A Secretaria Municipal de Cultura do Rio de Janeiro censurou na sexta (28) a exposição “Todxs xs Santxs – Renomeado – #eunãosoudespesa”, do artista Órion Lalli, que estava em cartaz no Centro Municipal de Arte Hélio Oiticica. O argumento do órgão da prefeitura é que uma das obras ataca valores cristãos.
Um dos trabalhos expostos continha a imagem de uma santa com o seio nu e um pênis à mostra, centrada em um esquema de quebra-cabeça mostrando dois homens nus se acariciando. Ao lado do jogo de imagens, aparece a frase “Deus acima de tudo, gozando acima de todos”.
A polêmica começou quando o deputado estadual Márcio Gualberto, do PSL, criticou a obra nas redes sociais.
Segundo Gualberto, ele recebeu uma denúncia anônima sobre a exposição. “É uma agressão desnecessária, injustificada e gratuita. O autor foi muito infeliz. Peço a Deus que toque o coração e o faça compreender que não produziu uma obra de arte”, disse o parlamentar.

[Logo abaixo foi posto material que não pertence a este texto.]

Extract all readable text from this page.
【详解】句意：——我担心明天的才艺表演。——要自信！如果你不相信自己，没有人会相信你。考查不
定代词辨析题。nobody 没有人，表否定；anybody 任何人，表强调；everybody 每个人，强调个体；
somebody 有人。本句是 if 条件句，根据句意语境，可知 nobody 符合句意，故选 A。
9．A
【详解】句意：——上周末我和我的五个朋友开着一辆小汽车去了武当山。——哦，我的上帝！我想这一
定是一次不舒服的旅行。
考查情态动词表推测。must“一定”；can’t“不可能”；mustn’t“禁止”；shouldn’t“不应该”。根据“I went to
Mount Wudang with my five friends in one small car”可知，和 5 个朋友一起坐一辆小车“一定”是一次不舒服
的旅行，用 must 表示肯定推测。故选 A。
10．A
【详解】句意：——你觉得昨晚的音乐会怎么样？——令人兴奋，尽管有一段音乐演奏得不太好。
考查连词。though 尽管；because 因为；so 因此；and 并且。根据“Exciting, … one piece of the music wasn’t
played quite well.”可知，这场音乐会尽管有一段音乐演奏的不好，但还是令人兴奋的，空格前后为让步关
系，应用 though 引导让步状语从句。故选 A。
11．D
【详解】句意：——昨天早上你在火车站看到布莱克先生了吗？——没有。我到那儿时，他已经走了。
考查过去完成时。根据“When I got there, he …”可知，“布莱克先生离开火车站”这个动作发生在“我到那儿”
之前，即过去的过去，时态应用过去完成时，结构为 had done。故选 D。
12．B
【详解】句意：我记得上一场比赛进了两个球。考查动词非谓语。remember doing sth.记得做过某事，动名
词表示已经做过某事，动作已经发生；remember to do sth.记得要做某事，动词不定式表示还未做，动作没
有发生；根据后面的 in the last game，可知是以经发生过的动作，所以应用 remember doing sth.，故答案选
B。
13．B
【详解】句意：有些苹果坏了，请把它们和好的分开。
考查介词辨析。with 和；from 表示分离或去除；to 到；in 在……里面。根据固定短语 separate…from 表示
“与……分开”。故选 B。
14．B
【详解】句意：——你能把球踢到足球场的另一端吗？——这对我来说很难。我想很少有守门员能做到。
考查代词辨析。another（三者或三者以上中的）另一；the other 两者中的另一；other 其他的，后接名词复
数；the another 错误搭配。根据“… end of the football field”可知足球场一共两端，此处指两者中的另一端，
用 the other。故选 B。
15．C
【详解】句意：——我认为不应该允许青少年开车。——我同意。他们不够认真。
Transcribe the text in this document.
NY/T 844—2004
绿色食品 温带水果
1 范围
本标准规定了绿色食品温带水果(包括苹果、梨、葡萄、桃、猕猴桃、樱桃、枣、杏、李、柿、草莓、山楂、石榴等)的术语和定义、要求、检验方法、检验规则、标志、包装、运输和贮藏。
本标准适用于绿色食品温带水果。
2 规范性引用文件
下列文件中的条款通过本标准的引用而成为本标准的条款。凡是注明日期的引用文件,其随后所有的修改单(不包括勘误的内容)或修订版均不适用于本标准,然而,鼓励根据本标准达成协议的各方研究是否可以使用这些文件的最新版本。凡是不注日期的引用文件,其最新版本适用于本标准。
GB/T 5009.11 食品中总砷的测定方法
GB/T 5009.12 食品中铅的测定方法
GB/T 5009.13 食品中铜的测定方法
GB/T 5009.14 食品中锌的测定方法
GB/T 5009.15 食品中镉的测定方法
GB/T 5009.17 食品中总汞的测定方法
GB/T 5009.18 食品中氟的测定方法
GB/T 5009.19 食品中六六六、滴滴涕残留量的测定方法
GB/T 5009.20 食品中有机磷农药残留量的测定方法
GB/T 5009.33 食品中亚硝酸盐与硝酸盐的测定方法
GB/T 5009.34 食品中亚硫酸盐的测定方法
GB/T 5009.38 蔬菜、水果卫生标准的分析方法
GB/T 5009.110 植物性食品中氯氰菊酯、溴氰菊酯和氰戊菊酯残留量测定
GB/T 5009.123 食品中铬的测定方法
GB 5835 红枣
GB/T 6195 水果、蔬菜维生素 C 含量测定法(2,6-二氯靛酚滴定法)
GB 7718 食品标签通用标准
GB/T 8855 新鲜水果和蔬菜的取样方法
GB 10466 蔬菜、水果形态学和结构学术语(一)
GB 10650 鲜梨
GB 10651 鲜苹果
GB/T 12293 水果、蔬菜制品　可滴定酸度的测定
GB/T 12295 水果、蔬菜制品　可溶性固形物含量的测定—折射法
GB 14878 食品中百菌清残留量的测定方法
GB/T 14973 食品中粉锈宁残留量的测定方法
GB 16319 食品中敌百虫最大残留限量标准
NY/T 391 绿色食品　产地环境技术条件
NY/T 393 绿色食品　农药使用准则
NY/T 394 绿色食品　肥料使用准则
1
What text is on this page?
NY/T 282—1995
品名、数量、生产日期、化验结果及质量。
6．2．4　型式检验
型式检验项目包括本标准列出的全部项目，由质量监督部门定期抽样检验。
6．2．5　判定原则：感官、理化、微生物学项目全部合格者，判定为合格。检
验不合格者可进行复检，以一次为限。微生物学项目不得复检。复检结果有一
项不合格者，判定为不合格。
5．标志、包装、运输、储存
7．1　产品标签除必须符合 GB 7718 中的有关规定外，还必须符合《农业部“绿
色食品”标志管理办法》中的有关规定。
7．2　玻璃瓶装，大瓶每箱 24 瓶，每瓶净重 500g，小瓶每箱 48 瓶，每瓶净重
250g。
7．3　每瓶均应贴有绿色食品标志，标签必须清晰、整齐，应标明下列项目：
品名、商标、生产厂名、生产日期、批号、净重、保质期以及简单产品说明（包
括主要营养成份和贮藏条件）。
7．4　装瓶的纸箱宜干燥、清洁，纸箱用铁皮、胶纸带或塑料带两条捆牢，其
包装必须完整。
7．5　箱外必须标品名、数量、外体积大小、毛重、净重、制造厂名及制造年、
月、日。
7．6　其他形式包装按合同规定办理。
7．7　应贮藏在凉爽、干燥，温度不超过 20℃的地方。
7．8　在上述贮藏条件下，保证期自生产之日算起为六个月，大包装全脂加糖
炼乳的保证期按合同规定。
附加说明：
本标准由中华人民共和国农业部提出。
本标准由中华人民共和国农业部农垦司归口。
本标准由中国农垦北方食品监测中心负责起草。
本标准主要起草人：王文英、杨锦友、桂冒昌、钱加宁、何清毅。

Após críticas, Gualberto e a deputada federal Christiane Tonietto, do PSL, registraram uma notícia-crime na Delegacia de Crimes Raciais e Delitos de Intolerância.
“É inadmissível que Nossa Senhora seja retratada com um órgão sexual masculino. Isso não é arte!”, disse o deputado em um tuíte.
Em nota, a secretaria da Cultura diz reafirmar “seu compromisso com o respeito constitucional à liberdade religiosa e a todas as crenças” e que “nossos equipamentos abrigam manifestações culturais de todas as linguagens e estilos, sendo um dos nossos pilares o respeito à liberdade artística”, mas informa que decidiu censurar a mostra enquanto aguarda a decisão judicial em relação à notícia-crime.
Ainda de acordo com a Secretaria Municipal de Cultura, uma comissão do órgão recomendou que a exposição tivesse classificação indicativa de 18 anos. Avisos foram então afixados nas galerias avisando sobre conteúdo impróprio para menores de idade uma semana antes da interdição da mostra.
O artista Órion Lalli, contudo, nega referências à Virgem Maria. “Estão dizendo que é a imagem de uma santa cristã, mas não é. É a minha santa. É o meu oratório”, afirmou Lalli. Segundo ele, a obra retrata diversos símbolos de diferentes signos, sobretudo ligados aos corpos LGBT e às pessoas soropositivas.
“Precisamos falar sobre meu corpo que vive com HIV, contextos históricos da arte, dadaísmo, futurismo e expressões artísticas muito mais velhas do que esses que querem me acusar de algo, de um crime, que não cometi”, acrescentou.
No dia 23 de fevereiro, a Secretaria Municipal de Cultura do Rio de Janeiro publicou um vídeo em que o secretário da pasta, Adolpho Konder, alerta que apesar de o Centro Municipal de Arte Hélio Oiticica estar fechado devido ao recesso de Carnaval, o artista da obra seria notificado sobre as denúncias de vilipêndio e que uma medida seria tomada.
“Gostaria de salientar que a Secretaria Municipal de Cultura abriga as mais diversas expressões culturais e artísticas, mas não podemos admitir nada que promova intolerância e ofensa ao sentimento religioso de qualquer credo. Essa exposição foi aprovada por um curador na gestão anterior à nossa”, afirmou Konder.
O artista nega ter tido intenções de ofender alguém ou alguma fé. “Até quando vamos falar em sexo pautado no conservadorismo por um erro de construção mitológica?”, questionou Lalli. “Um trabalho como esse ser censurado mostra que a discussão está muito longe de ter uma razoabilidade. Que temos muito caminho pela frente”, disse.